Tuesday, October 23, 2007

Moral da história.

Saiu de casa bem cedo como era seu costume. As ruas praticamente ainda vazias de gente. Na paragem do autocarro, lá estava ele, mostrando que aquele era um dia igual aos outros. Todos os dias via aquele homem ali, com o seu casaco demasiado grande, a camisa desajeitadamente vestida. Por uma vez, naquela manhã, decidiu falar-lhe:


- O senhor desculpe... mas para onde vai todas as manhãs que vou no autocarro até ao fim e nunca o vejo sair em lado nenhum?
O outro fez-lhe um ligeiro cumprimento com a cabeça e respondeu em voz calma:
- E quem lhe disse que o fim é exactamente onde sai? Julga-se importante a esse ponto?
- Mas repare... - preparou-se para argumentar com a mesma calma - eu saio na paragem indicada como o destino final para esta carreira.
- Sabe que... bem, eu permito-me a liberdade de não me render a um nome na frente de um veículo. É por isso que apanho o autocarro e não o eléctrico.
- Mas aqui não há eléctricos...
- Pois não.
Respirou fundo... se calhar era exactamente o tipo de conversa que esperava.
- Ouça... acho que não gosto da sua atitude. - disse-lhe, depois de uma pausa.
- Nem eu da sua. - respondeu o outro, prontamente.
- E no entanto sempre conseguimos partilhar o autocarro, a paragem.
- O silêncio pode mais do que se julga, meu caro amigo.
- Bem, será então melhor calar-me.
- Permita-me dizer-lhe que, caso não saiba, o silêncio é como qualquer outro bem precioso: uma vez quebrado, o seu valor cai abruptamente. O seu novo silêncio, esse que oferece, lamento dizer-lhe, já não compra uma coexistência pacifica.
Quis resolver o assunto. Uma última questão:
- Diga-me para onde vai, por favor. Satisfaça-me a curiosidade.
- E se lhe disser que acompanho a carreira até voltar precisamente aqui?
- Estaria no seu direito.
- Não fujo aos meus direitos. - sorriu o outro.
- É isso então que faz?

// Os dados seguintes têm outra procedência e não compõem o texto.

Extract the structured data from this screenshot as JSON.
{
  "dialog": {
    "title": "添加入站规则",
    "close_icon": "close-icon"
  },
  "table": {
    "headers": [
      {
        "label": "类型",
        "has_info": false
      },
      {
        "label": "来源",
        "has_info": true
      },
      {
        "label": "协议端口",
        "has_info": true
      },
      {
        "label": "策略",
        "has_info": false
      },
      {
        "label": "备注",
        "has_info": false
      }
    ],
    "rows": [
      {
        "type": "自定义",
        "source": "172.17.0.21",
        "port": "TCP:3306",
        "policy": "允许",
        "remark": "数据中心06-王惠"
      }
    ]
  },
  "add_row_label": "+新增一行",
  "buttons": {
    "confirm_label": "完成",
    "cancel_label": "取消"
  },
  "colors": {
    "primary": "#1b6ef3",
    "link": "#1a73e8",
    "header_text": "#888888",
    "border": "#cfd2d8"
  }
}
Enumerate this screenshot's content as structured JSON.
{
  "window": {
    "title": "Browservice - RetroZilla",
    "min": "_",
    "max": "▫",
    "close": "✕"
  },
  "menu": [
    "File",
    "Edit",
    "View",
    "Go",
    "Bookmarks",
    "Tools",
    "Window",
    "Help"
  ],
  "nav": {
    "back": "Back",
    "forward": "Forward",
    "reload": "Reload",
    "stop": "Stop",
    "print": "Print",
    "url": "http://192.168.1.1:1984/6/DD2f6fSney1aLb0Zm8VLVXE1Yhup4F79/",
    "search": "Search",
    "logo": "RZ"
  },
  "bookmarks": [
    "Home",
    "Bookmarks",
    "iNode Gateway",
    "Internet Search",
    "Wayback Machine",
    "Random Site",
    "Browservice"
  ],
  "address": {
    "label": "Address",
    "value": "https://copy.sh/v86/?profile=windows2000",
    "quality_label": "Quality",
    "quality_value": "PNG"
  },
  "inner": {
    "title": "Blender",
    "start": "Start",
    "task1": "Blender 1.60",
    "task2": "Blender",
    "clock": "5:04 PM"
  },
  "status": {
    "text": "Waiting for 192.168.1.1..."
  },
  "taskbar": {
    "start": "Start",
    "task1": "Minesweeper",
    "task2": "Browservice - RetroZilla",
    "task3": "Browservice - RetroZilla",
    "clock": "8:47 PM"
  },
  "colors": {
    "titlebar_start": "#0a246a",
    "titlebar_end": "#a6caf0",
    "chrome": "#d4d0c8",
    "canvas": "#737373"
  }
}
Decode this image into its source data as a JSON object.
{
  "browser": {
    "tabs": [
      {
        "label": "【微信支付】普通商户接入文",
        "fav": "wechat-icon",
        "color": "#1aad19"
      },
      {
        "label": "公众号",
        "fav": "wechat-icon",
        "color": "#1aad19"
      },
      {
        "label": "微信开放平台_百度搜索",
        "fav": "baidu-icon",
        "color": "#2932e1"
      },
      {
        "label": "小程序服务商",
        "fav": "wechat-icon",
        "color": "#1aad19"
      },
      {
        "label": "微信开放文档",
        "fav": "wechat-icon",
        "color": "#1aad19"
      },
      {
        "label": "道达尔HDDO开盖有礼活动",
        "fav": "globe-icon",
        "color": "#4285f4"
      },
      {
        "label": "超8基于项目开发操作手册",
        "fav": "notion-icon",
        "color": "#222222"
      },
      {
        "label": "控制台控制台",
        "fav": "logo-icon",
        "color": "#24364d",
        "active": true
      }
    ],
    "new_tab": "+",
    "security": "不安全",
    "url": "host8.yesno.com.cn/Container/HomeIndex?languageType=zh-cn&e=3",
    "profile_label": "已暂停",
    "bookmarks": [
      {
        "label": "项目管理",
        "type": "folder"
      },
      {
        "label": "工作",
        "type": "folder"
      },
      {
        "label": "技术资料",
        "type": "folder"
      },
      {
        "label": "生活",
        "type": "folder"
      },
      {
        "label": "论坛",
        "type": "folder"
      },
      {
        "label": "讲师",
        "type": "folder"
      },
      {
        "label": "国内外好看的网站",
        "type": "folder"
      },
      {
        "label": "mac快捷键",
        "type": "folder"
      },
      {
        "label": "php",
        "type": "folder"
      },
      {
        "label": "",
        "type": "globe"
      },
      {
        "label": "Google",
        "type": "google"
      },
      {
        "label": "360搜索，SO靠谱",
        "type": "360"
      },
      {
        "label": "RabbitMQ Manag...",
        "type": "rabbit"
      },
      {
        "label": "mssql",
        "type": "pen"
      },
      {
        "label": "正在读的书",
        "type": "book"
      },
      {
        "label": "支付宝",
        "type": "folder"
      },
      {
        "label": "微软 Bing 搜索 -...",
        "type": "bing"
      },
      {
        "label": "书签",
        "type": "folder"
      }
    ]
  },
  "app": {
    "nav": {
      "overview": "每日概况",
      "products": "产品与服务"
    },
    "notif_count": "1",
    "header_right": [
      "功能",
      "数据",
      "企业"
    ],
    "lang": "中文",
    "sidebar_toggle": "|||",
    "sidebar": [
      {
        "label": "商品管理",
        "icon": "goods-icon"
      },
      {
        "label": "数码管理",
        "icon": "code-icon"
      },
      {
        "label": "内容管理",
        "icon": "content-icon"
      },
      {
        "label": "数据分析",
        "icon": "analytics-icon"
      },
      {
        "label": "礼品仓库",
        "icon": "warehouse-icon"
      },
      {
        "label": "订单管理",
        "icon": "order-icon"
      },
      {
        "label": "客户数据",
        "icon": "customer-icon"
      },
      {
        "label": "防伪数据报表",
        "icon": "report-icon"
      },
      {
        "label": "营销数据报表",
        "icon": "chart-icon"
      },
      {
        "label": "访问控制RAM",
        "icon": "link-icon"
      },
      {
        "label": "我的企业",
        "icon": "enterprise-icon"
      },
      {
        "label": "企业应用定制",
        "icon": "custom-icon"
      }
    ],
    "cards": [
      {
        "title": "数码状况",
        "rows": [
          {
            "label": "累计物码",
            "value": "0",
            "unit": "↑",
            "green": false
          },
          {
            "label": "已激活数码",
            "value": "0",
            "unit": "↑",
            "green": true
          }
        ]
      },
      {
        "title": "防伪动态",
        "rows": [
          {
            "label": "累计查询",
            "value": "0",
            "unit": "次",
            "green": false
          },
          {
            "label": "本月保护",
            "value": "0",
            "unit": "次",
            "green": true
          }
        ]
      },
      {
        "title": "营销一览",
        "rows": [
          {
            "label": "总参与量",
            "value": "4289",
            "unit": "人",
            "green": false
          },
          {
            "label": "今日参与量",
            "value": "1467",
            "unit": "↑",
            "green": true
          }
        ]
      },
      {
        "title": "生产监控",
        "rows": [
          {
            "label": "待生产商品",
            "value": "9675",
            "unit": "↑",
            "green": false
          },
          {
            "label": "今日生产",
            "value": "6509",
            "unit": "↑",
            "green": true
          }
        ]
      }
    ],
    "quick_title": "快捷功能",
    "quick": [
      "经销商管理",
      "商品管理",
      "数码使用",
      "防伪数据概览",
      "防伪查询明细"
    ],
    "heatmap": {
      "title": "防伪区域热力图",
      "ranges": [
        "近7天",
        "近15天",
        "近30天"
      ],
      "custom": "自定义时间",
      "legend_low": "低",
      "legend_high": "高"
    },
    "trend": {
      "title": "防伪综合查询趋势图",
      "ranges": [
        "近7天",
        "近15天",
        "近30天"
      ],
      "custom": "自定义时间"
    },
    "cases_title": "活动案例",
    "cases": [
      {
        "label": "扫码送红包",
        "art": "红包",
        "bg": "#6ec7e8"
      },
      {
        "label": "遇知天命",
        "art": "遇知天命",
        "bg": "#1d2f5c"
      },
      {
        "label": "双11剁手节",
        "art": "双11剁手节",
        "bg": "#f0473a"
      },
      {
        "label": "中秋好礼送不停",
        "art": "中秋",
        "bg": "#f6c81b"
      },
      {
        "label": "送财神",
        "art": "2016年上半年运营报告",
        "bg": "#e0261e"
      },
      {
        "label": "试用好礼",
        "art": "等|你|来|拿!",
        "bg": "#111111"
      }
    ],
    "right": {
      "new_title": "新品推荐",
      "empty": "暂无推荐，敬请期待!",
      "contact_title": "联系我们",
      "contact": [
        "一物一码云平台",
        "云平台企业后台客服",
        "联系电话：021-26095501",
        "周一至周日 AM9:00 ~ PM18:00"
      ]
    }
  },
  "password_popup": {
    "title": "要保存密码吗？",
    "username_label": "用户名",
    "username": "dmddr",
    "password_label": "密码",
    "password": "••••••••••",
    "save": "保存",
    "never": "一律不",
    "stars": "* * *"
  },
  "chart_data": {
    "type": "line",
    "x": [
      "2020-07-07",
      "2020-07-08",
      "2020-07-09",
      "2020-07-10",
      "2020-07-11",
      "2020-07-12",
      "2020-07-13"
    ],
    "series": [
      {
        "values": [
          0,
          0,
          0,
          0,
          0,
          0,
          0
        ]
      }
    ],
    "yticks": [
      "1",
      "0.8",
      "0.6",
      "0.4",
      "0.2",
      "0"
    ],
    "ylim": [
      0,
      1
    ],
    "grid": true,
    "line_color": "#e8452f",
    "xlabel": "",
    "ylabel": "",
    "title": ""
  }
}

Volta para aqui?
- Eu não disse isso...
O jeito arrogante e teatral daquele homenzinho tinha-lhe ganho finalmente. Agarrou-o pelo casaco, mas sentiu algo estranho.
- Este casaco... quem o fez assim?
- Assim como, caro senhor? - sorriram novamente os olhos brilhantes.
- Assim, largo...
- Acha mesmo que as suas mãos são assim tão diferentes das dos outros? São aliás muito parecidas, a quem as vê como eu, a quem as sente como o meu casaco, caro senhor.
- Não me chame isso. Parece um insulto na sua boca.
- Não se dá bem com insultos?
Fartou-se. Ergueu um punho direito à cara do homem, mas deteve-se no último momento.
- Escute, não me bata. - disse o homem ridiculo. - Sou frágil e quebro.
- Lamento, mas apetece-me quebrá-lo.
- Quebrado não lhe sirvo. Partido ainda menos.
- Não estou a perceber...
- Quer viver comigo? - perguntou o outro.
- Quanto tempo?
- Sete anos.
- E depois vai-se embora?
- Tem a minha palavra.
- Ok. Sete anos. Mas tente ficar calado. - concordou finalmente.
- Muito bem. - disse o outro, fechando os olhos.
O vidro partiu-se, a mão cuspiu o seu sangue de dentro para fora.
Olhou para os pontos brilhantes que se espalhavam agora no chão.
"Sete anos é muito tempo" pensou. "Porque é que ele tinha de vir numa caixa tão fácil de abrir?"